Garlic Shrimp Stir-Fry
This Garlic Shrimp Stir-Fry features succulent shrimp sautéed with vibrant vegetables in a savory garlic sauce, making it a quick and delicious healthy lunch option. Packed with protein and nutrients, this dish is perfect for a satisfying meal that doesn't compromise on flavor.

20 minutes
Difficulty: Easy
Chinese
350 kcal
Ingredients
- Shrimp, peeled and deveined - 250 grams
- Broccoli florets - 100 grams
- Bell pepper, sliced - 1 medium (about 150 grams)
- Carrot, julienned - 1 medium (about 60 grams)
- Garlic, minced - 3 cloves
- Ginger, minced - 1 teaspoon
- Soy sauce - 2 tablespoons
- Sesame oil - 1 tablespoon
- Olive oil - 1 tablespoon
- Green onion, sliced - 2 stalks
- Salt - to taste
- Black pepper - to taste
- Cooked brown rice - 150 grams (75 grams per serving)
Steps
- Heat olive oil in a large skillet or wok over medium-high heat.
- Add minced garlic and ginger, and sauté for about 30 seconds until fragrant.
- Add the shrimp to the skillet and cook for 3-4 minutes until they turn pink and are cooked through. Remove the shrimp and set aside.
- In the same skillet, add broccoli, bell pepper, and carrot. Stir-fry for 4-5 minutes until the vegetables are tender-crisp.
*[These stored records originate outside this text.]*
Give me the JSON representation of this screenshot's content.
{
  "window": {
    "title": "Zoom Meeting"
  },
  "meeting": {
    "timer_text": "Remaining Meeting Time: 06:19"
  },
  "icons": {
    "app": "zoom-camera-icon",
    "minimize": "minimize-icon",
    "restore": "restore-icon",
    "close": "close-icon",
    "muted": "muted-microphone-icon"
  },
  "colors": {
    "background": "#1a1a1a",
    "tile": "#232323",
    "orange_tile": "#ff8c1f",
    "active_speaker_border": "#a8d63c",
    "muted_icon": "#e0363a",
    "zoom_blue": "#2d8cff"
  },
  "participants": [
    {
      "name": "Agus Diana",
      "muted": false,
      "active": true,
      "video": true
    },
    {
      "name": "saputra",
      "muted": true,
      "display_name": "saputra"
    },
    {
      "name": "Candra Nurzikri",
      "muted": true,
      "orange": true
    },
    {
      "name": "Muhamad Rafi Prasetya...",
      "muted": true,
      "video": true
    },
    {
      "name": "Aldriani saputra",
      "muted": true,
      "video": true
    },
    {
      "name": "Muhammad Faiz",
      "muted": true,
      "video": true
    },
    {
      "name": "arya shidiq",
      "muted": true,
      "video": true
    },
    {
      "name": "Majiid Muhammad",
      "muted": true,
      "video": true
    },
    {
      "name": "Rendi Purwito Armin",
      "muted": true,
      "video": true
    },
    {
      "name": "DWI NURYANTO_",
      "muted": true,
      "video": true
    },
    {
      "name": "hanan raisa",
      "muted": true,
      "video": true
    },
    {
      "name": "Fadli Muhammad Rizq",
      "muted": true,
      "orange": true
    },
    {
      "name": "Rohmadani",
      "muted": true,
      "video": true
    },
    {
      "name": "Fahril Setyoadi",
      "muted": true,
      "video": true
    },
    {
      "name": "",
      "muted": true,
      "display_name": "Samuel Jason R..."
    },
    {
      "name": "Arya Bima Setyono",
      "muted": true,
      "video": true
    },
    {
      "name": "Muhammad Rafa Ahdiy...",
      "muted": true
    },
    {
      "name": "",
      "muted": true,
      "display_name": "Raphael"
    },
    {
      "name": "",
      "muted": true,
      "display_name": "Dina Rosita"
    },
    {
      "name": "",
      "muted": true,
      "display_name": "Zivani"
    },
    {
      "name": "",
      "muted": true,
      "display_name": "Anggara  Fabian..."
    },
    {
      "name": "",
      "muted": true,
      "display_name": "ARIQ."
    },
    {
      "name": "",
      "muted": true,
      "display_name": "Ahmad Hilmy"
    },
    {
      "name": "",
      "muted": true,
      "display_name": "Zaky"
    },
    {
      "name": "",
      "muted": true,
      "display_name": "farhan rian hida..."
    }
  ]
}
- Return the shrimp to the skillet, and add soy sauce, sesame oil, salt, and black pepper to taste. Stir to combine and heat for an additional 2 minutes.
- Serve over cooked brown rice and garnish with sliced green onions.
Nutrition
- Calories: 350
- Protein: 30 g
- Carbs: 40 g
- Fiber: 5 g
- Sugar: 5 g
- Sodium: 800 mg
- Cholesterol: 180 mg
- Total Fat: 10 g
- Saturated Fat: 1 g
- Unsaturated Fat: 9 g
- Water: 0.5 L
Health Benefits
- High in protein, which supports muscle health and recovery.
- Rich in vitamins and minerals from vegetables, promoting overall health.